So, let
e = end per inch in warp (epi)
i = width of section in inches
s = number of spools required
k = yards of cloth to be woven (k includes loom [but not cutting] waste)
w = width in reed in inches
c = cut waste per section
y = yards of warp on each spool
Thus e x i = s spools will be required.
Each of the s spools must be would with
y = (w/i) x k + (c x [w/i]) yards.

An example:
Want to weave k = 25 yards (including loom waste) of cloth at e = 30 epi, with w = 20 inches wide in the reed.
With a i = 1" sectional beam, will need s = 30 spools each with 20/1 x 25 + (1/2 x 20/1) = y = 510 yards/spool.
With an i = 2" sectional beam, will need s = 60 spools, each with 20/2 x 25 + (1/2 x 20/2) = y = 255 yards per spool.

Note that as a check, the total number of yards (s x y) is the same.  A further check is to calculate e x k x w which is the total length of warp required excluding cutting waste.

In the example, this is 30 x 25 x 20 = 15,000 yards.  This is to be compared to s x y, which for the examples is 30 x 510 = 60 x 255 = 15,300 yards.  The 300 yard difference is the cutting waste allowance.

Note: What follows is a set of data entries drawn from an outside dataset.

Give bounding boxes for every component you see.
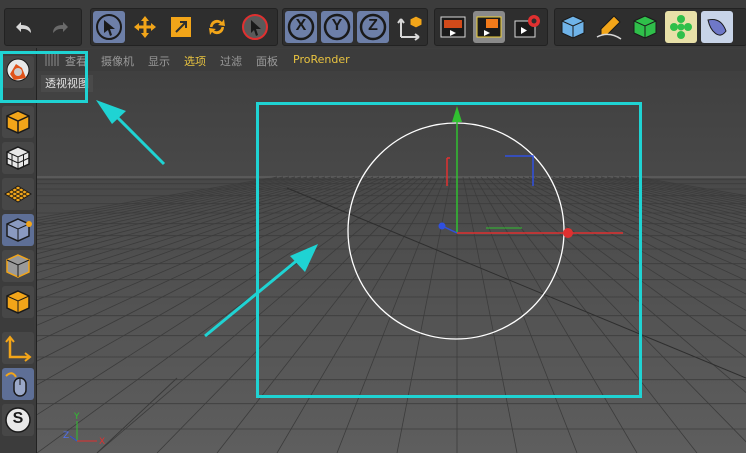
redo-button[interactable] bbox=[45, 11, 77, 43]
objects-group bbox=[554, 8, 746, 46]
workplane-mode-button[interactable] bbox=[2, 178, 34, 210]
axis-indicator-x-label: X bbox=[99, 437, 105, 447]
model-mode-button[interactable] bbox=[2, 106, 34, 138]
cloner-button[interactable] bbox=[665, 11, 697, 43]
axis-x-button[interactable]: X bbox=[285, 11, 317, 43]
undo-button[interactable] bbox=[7, 11, 39, 43]
snap-button[interactable]: S bbox=[2, 404, 34, 436]
annotation-box-viewmode bbox=[0, 51, 88, 103]
axis-z-button[interactable]: Z bbox=[357, 11, 389, 43]
live-select-button[interactable] bbox=[239, 11, 271, 43]
axis-indicator-y-label: Y bbox=[73, 412, 80, 422]
main-toolbar: X Y Z bbox=[0, 0, 746, 49]
point-mode-button[interactable] bbox=[2, 214, 34, 246]
cloner-icon bbox=[670, 15, 692, 39]
axis-y-button[interactable]: Y bbox=[321, 11, 353, 43]
menu-camera[interactable]: 摄像机 bbox=[101, 53, 134, 69]
axis-lock-group: X Y Z bbox=[282, 8, 428, 46]
polygon-mode-button[interactable] bbox=[2, 286, 34, 318]
render-view-icon bbox=[440, 16, 466, 38]
grid-plane-icon bbox=[4, 185, 32, 203]
deformer-button[interactable] bbox=[701, 11, 733, 43]
edge-cube-icon bbox=[6, 254, 30, 278]
subdivision-icon bbox=[633, 15, 657, 39]
viewport-menubar: 查看 摄像机 显示 选项 过滤 面板 ProRender bbox=[37, 49, 746, 71]
cube-wire-icon bbox=[6, 110, 30, 134]
subdivision-button[interactable] bbox=[629, 11, 661, 43]
render-picture-button[interactable] bbox=[473, 11, 505, 43]
undo-icon bbox=[16, 22, 31, 33]
annotation-box-circle bbox=[256, 102, 642, 398]
live-select-icon bbox=[242, 14, 268, 40]
polygon-cube-icon bbox=[6, 290, 30, 314]
axis-corner-icon bbox=[5, 335, 32, 362]
axis-x-label: X bbox=[295, 17, 307, 34]
edge-mode-button[interactable] bbox=[2, 250, 34, 282]
render-settings-button[interactable] bbox=[511, 11, 543, 43]
deformer-icon bbox=[707, 19, 727, 36]
rotate-tool-button[interactable] bbox=[201, 11, 233, 43]
coordinate-system-button[interactable] bbox=[393, 11, 425, 43]
redo-icon bbox=[53, 22, 68, 33]
mode-sidebar: S bbox=[0, 48, 37, 453]
scale-tool-button[interactable] bbox=[165, 11, 197, 43]
transform-tools-group bbox=[90, 8, 278, 46]
render-picture-icon bbox=[476, 16, 502, 38]
axis-indicator-z-label: Z bbox=[63, 431, 69, 441]
menu-display[interactable]: 显示 bbox=[148, 53, 170, 69]
select-tool-button[interactable] bbox=[93, 11, 125, 43]
tweak-mode-button[interactable] bbox=[2, 368, 34, 400]
cube-icon bbox=[561, 15, 585, 39]
pen-button[interactable] bbox=[593, 11, 625, 43]
move-icon bbox=[134, 16, 156, 38]
axis-z-label: Z bbox=[368, 17, 378, 34]
render-group bbox=[434, 8, 548, 46]
coordinate-system-icon bbox=[397, 15, 423, 41]
render-view-button[interactable] bbox=[437, 11, 469, 43]
select-arrow-icon bbox=[96, 14, 122, 40]
snap-label: S bbox=[12, 410, 24, 427]
undo-redo-group bbox=[4, 8, 82, 46]
cube-button[interactable] bbox=[557, 11, 589, 43]
render-settings-icon bbox=[514, 15, 540, 38]
enable-axis-button[interactable] bbox=[2, 332, 34, 364]
menu-options[interactable]: 选项 bbox=[184, 53, 206, 69]
axis-y-label: Y bbox=[331, 17, 343, 34]
menu-filter[interactable]: 过滤 bbox=[220, 53, 242, 69]
texture-mode-button[interactable] bbox=[2, 142, 34, 174]
point-cube-icon bbox=[6, 218, 32, 242]
menu-panel[interactable]: 面板 bbox=[256, 53, 278, 69]
checker-cube-icon bbox=[6, 146, 30, 170]
mouse-icon bbox=[5, 372, 27, 397]
pen-icon bbox=[596, 15, 622, 40]
move-tool-button[interactable] bbox=[129, 11, 161, 43]
menu-prorender[interactable]: ProRender bbox=[293, 53, 350, 66]
scale-icon bbox=[171, 17, 191, 37]
rotate-icon bbox=[209, 19, 225, 35]
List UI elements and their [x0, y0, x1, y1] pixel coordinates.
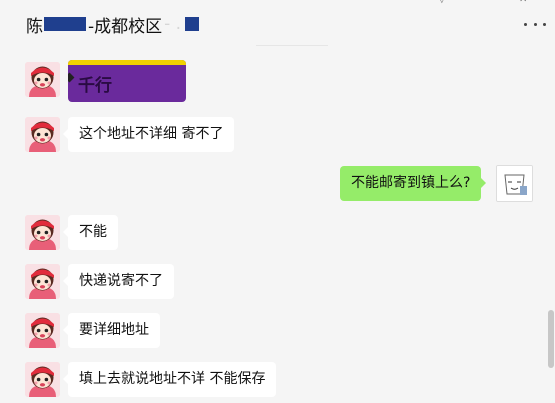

We deliberately make the cutting waste allowance quite generous, since there is little more frustrating than winding on 19 sections and discovering that you are two yards short on the 20th one.  After all, 300 out of 15,000 is only 2%.
These calculations also point out why it is less trouble (and requires a smaller spool rack) to use one inch rather than two inch sections.